Providers will receive a composite performance score from 1 to 100 based on their performance on the to-be-specifically-defined measures. Providers whose scores improve year-to-year will receive extra credit, as a way to incentivize performance improvement.
Each year, CMS will establish a threshold score based on the median or mean composite performance scores of all providers measured during the previous performance period. The threshold will be published at the beginning of each year, in advance of the performance period to be measured.
Providers scoring below the threshold will be subject to payment reductions. These negative payment adjustments will be capped at 4% in 2019, 5% in 2020, 7% in 2021, and 9% in 2022.
Over time, the MIPS penalties become substantially greater than those contemplated in existing CMS programs. This, coupled with the fact private payers are likely to “piggy-back” on the MIPS program, make the push for quality and efficiency simply too strong for providers to ignore.
Providers scoring above the threshold will receive MIPS bonus payments. Those providers with higher performance scores will receive proportionately larger payments, up to three times the annual penalty cap. These payments will be funded by the penalties assessed against providers scoring below the threshold.
In addition, the best-of-the-best – those who score above a “stretch” performance score established by CMS – will receive an additional bonus payment allocated from a $500 million annual pool. These additional incentive payments will be allocated according to a linear distribution, with better performers receiving larger bonuses.
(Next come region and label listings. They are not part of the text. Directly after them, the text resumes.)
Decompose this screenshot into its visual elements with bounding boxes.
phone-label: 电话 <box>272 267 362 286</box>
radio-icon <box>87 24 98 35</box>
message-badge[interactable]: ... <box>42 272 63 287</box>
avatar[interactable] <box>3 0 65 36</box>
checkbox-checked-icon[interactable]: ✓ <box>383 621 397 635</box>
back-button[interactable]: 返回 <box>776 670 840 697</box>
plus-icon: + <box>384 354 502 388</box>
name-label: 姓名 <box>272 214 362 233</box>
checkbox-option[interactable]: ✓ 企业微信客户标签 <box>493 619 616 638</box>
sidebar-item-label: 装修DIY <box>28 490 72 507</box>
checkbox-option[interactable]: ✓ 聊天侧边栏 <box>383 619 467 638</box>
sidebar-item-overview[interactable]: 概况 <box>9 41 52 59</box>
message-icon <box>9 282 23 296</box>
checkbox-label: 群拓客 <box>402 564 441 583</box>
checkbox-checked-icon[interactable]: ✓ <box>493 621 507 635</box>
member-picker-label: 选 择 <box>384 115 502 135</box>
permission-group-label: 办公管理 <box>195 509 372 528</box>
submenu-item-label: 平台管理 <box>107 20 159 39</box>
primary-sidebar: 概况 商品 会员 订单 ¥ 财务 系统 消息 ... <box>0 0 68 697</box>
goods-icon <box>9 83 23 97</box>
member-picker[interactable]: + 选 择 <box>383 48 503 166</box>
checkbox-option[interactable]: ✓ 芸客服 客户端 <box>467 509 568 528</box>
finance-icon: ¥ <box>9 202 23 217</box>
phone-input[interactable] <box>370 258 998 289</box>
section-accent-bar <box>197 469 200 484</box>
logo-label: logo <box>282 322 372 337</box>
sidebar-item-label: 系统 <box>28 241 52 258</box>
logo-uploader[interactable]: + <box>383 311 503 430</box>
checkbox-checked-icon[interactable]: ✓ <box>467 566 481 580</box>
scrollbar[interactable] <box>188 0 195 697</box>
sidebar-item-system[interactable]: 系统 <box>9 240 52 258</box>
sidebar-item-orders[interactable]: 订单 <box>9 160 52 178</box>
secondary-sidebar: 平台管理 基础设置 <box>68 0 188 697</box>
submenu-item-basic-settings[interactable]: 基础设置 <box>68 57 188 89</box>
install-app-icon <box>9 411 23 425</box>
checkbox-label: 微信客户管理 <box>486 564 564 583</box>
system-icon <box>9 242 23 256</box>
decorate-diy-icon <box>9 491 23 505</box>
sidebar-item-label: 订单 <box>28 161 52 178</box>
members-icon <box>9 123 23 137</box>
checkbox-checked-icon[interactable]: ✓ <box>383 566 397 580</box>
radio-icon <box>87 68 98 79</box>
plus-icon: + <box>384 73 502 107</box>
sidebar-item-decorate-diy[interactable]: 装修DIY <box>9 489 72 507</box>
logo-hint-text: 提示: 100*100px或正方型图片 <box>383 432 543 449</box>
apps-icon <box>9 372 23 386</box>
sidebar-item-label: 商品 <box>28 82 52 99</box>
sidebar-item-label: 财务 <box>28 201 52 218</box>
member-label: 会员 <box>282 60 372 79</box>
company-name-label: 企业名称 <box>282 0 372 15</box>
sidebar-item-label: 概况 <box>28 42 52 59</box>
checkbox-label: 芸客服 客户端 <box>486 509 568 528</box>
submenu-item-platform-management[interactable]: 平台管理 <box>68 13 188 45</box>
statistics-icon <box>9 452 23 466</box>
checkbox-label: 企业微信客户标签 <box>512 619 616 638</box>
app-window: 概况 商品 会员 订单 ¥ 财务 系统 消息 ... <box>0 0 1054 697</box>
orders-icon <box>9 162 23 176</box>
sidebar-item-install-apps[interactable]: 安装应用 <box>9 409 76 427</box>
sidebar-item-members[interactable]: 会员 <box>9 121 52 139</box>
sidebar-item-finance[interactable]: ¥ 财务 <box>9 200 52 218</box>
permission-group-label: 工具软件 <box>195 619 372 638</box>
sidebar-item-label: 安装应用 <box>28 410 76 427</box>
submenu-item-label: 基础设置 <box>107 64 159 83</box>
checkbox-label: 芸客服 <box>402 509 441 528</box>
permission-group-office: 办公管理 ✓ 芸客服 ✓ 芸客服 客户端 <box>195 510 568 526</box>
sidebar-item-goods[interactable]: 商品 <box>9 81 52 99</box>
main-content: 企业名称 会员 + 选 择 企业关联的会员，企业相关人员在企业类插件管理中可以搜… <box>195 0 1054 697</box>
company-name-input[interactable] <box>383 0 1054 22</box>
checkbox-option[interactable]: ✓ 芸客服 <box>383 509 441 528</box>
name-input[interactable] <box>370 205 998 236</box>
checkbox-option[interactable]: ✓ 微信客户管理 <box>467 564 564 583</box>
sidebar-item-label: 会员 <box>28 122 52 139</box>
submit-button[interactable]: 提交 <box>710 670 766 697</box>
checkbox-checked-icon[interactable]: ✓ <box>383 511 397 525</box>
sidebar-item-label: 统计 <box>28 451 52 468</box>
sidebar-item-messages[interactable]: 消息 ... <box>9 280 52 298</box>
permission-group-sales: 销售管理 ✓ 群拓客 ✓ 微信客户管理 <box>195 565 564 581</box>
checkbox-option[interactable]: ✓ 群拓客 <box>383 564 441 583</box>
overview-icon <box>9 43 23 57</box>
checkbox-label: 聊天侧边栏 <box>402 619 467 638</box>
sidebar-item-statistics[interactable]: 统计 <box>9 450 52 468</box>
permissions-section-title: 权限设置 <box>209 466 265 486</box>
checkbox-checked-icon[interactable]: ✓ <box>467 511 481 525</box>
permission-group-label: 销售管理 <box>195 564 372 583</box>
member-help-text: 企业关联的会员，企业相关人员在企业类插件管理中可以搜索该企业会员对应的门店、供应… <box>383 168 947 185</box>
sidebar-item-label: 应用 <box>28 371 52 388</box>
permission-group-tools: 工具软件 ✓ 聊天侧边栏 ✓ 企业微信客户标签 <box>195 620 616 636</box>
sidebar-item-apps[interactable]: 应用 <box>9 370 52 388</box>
Providers who receive a significant percentage of their income through alternative payment mechanisms (APMs) that involve risk of financial losses and quality reporting requirements will have the option to opt out of MIPS, and instead receive an annual 5% bonus payment between 2019 and 2024. Again, the legislation provides broad outlines, leaving it to CMS to define exactly what qualifies as an APM and what amounts to a significant percentage of income.
The proposed legislation specifically provides that any standard established under any federal healthcare program cannot be used in a medical malpractice case as evidence of a standard or duty-of-care owed by a provider to a patient. Thus, MIPS participation cannot be used in liability cases.
- Provides funding for quality measures development and technical assistance for smaller physician practices
- Expands access to Medicare claims data to support quality improvement activities
- Expands the information made publicly available regarding individual physician scores on performance measures
- Requires that Electronic Health Records (EHR) be interoperable by 2018 and prohibits providers from deliberately blocking information sharing with other EHR vendor products.
- Requires the Secretary to issue a report recommending how a permanent physician-hospital gainsharing program can best be established.
- Requires GAO to report on barriers to expanded use of telemedicine and remote patient monitoring.
Presently, Congressional leaders are discussing the SGR fix as part of a package deal that includes an extension of the Children’s Health Insurance Program (CHIP), as well as funding for other specific Medicare programs. The package would be paid for through a combination of means testing, i.e., making wealthier individuals pay more for Medicare; changes to the Medigap program; and reductions in the payment updates for hospitals and post-acute providers.
These reforms will not cover the full price tag of the deal under consideration, but leaders will try to convince conservative critics that it will yield greater out-year savings after 10 years. As is usually the case in Washington, we’ll know what will happen when it happens.